As the author and researcher Opher Segal notes, “The Jews were expelled from the Arab world after being dispossessed of their lands about eight times the size of today’s Israel. Israel absorbed approximately 900,000 refugees from the Arab world alone. Unlike the Arab refugees, Jews did not have a U.N. commission to support them in their new country Israel. The U.N. supports the Arab refugees to this very day.”
He continues: “As a result of Israel’s victory during its War of Independence, the Arab world refused to receive and still refuse to absorb their 600,000 Arab brethren. That is the root issue until this very day. Despite Israel’s additional victories in 1956, 1967, 1973, and numerous other clashes through the years of Israel’s 75 years of independence, Arab countries did not relent.”
“Solving the Arab refugee issue must be addressed. The demand that Israel will resolve the Arab refugee issue unilaterally is simply unrealistic. The Arab refugees’ remedial methodology should be the collective responsibility of all the nations of the region and not only Israel.
“If there is to be a just resolution for Arab refugees, the playing field must be egalitarian. Each country will be required to carry some of the burden: Egypt, Jordan, Syria, Lebanon, Iraq, Iran, Kuwait, Bahrain and Oman must all share in the responsibilities of resolving the Arab refugee dilemma.
“However, the new constructs must take into consideration that there are two sides to the coin of justice.
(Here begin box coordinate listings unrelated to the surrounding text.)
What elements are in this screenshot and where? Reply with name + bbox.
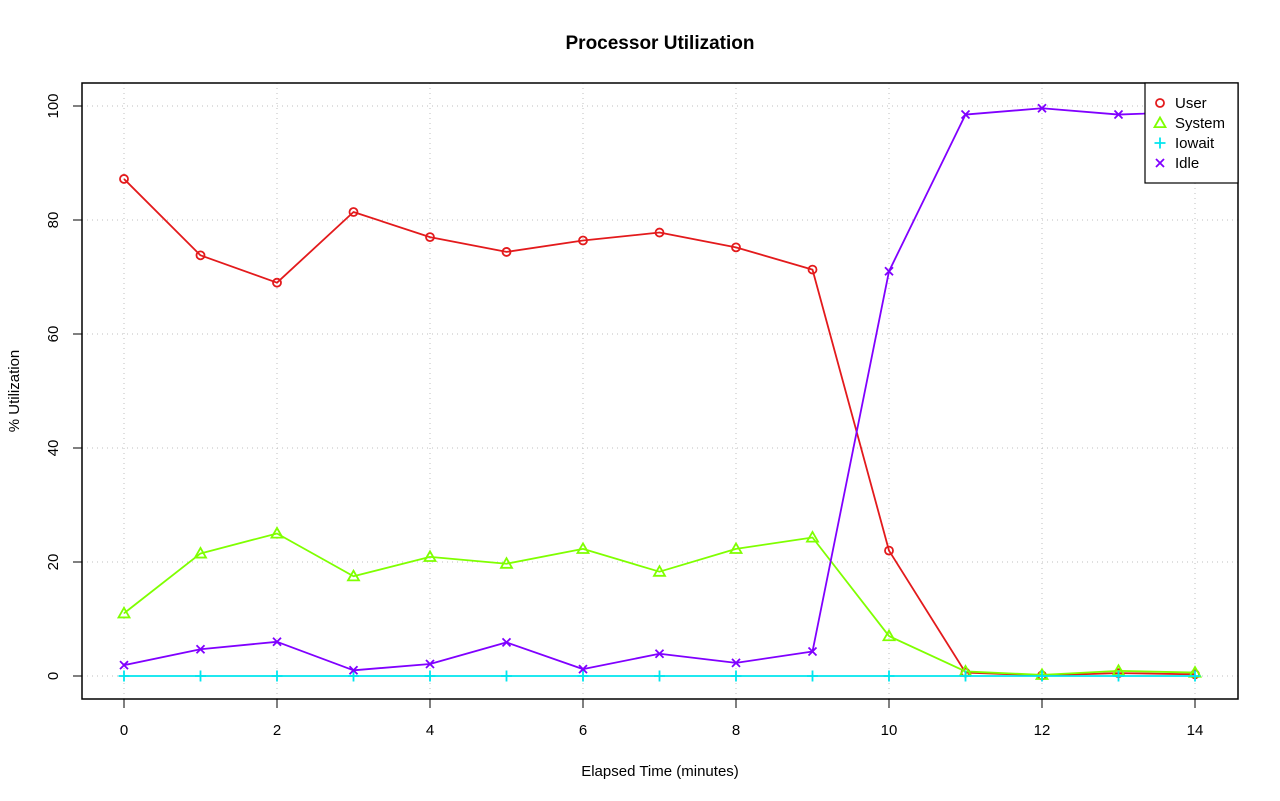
legend-system-point — [1152, 115, 1168, 129]
series-iowait-point — [271, 670, 283, 682]
series-system-point — [499, 556, 514, 569]
legend-item-iowait: Iowait — [1154, 135, 1215, 152]
series-idle-point — [807, 646, 818, 657]
series-user-point — [119, 174, 129, 184]
series-iowait-point — [1036, 670, 1048, 682]
chart-title: Processor Utilization — [566, 33, 755, 54]
series-user-point — [348, 207, 359, 217]
series-idle-point — [960, 109, 971, 120]
series-system — [116, 526, 1203, 680]
series-system-point — [422, 549, 438, 562]
series-system-point — [652, 564, 667, 577]
series-idle-point — [195, 644, 206, 654]
series-idle-point — [731, 658, 741, 668]
series-user-point — [425, 232, 435, 243]
y-tick-label: 20 — [45, 554, 62, 571]
x-tick-label: 6 — [579, 722, 587, 739]
legend-label-iowait: Iowait — [1175, 135, 1215, 152]
series-user-point — [501, 247, 512, 257]
plot-frame — [81, 82, 1239, 700]
legend-label-idle: Idle — [1175, 155, 1199, 172]
series-idle-point — [578, 664, 588, 674]
series-system-point — [193, 546, 208, 559]
legend-label-system: System — [1175, 115, 1225, 132]
series-user-point — [654, 227, 665, 238]
legend-iowait-point — [1154, 137, 1166, 149]
x-tick-label: 0 — [120, 722, 128, 739]
series-system-point — [269, 526, 285, 539]
y-axis-label: % Utilization — [6, 350, 23, 433]
legend-label-user: User — [1175, 95, 1207, 112]
legend-box — [1144, 82, 1239, 184]
axes-layer: 0 2 4 6 8 10 12 14 0 20 40 60 80 100 — [45, 93, 1203, 739]
legend-user-point — [1155, 98, 1165, 108]
series-system-point — [575, 541, 591, 554]
series-idle-point — [1113, 109, 1124, 120]
series-iowait-point — [730, 670, 742, 682]
series-system-point — [805, 530, 820, 543]
legend: User System Iowait Idle — [1144, 82, 1239, 184]
series-system-point — [881, 628, 897, 642]
series-idle-point — [884, 266, 894, 276]
series-system-point — [346, 568, 361, 582]
series-iowait-point — [118, 670, 130, 682]
series-user — [119, 174, 1200, 681]
series-user-point — [884, 545, 894, 556]
x-tick-label: 10 — [881, 722, 898, 739]
series-user-point — [272, 277, 282, 288]
x-tick-label: 8 — [732, 722, 740, 739]
x-tick-label: 12 — [1034, 722, 1051, 739]
series-user-point — [807, 264, 818, 275]
series-iowait-point — [348, 670, 359, 682]
series-idle — [119, 103, 1200, 675]
series-user-point — [578, 235, 588, 246]
series-iowait-point — [1113, 670, 1124, 682]
series-system-point — [728, 541, 744, 554]
grid-layer — [82, 83, 1238, 699]
series-layer — [116, 103, 1203, 682]
series-user-line — [123, 178, 1196, 677]
y-tick-label: 100 — [45, 93, 62, 118]
y-tick-label: 0 — [45, 672, 62, 680]
y-tick-label: 40 — [45, 440, 62, 457]
series-iowait — [118, 670, 1201, 682]
series-iowait-point — [195, 670, 206, 682]
series-system-point — [116, 605, 132, 619]
x-tick-label: 4 — [426, 722, 434, 739]
y-tick-label: 60 — [45, 326, 62, 343]
series-idle-line — [123, 107, 1196, 672]
series-user-point — [731, 242, 741, 253]
series-user-point — [195, 250, 206, 261]
y-tick-label: 80 — [45, 212, 62, 229]
series-iowait-point — [424, 670, 436, 682]
series-iowait-point — [654, 670, 665, 682]
series-iowait-point — [883, 670, 895, 682]
series-system-line — [123, 532, 1196, 676]
x-tick-label: 2 — [273, 722, 281, 739]
series-iowait-point — [807, 670, 818, 682]
x-axis-label: Elapsed Time (minutes) — [581, 763, 739, 780]
series-iowait-point — [1189, 670, 1201, 682]
series-iowait-point — [577, 670, 589, 682]
legend-item-system: System — [1152, 115, 1225, 132]
x-tick-label: 14 — [1187, 722, 1204, 739]
legend-idle-point — [1155, 158, 1165, 168]
series-idle-point — [425, 659, 435, 669]
series-idle-point — [348, 665, 359, 675]
series-idle-point — [119, 660, 129, 670]
series-idle-point — [1037, 103, 1047, 113]
series-iowait-point — [960, 670, 971, 682]
legend-item-user: User — [1155, 95, 1207, 112]
series-idle-point — [654, 649, 665, 659]
legend-item-idle: Idle — [1155, 155, 1199, 172]
series-iowait-point — [501, 670, 512, 682]
series-idle-point — [501, 637, 512, 648]
series-idle-point — [272, 637, 282, 647]
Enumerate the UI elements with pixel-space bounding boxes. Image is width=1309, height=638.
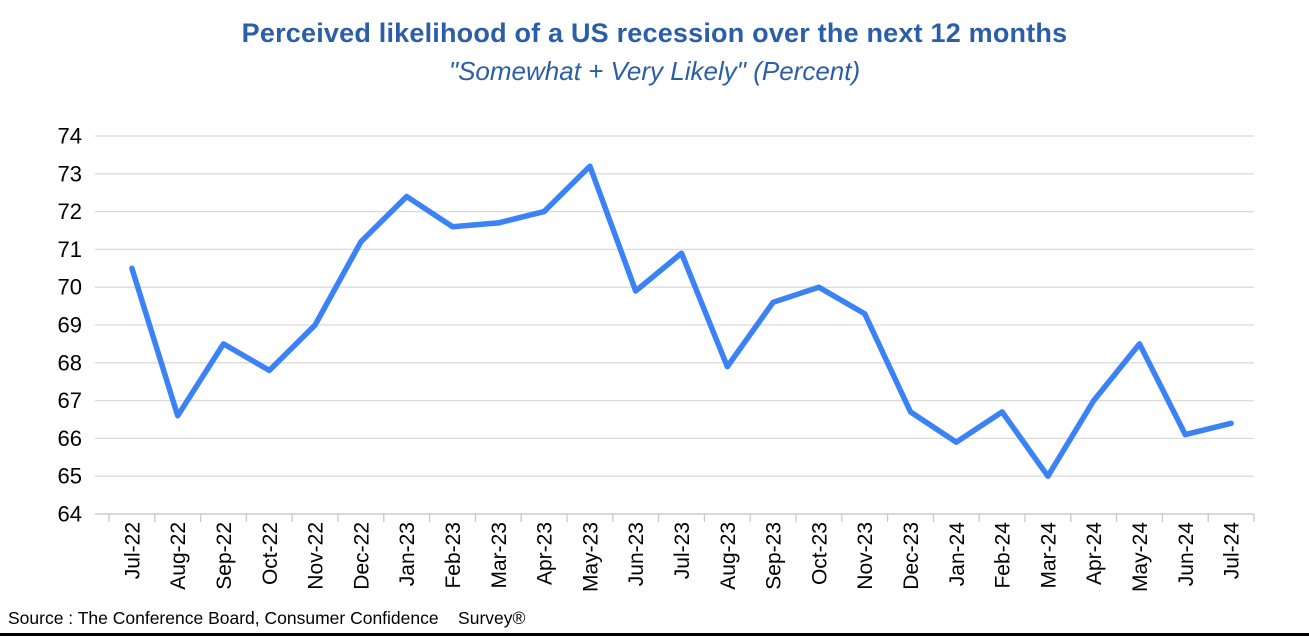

Jews who became refugees as a result of forced exile from the Arab countries number more than 900,000.
“Both refugee groups should be treated on an equal footing. A comprehensive agreement of territorial and financial compensations should be required by all parties. Quid- pro-quo!”
It is unlikely that the Saudis or Emiratis will accept any of the Arab Muslim colonists occupying parts of Israel who falsely describe themselves as “Palestinians”, but without some sort of population transfer, the ticking population time bomb remains. As a starting point, Israel will have to neutralize Fatah, Hamas and other terrorist groups occupying parts of Israel as part of a failed plan to end the conflict through autonomous zones. It will also have to tackle the population question, without which no peace is possible.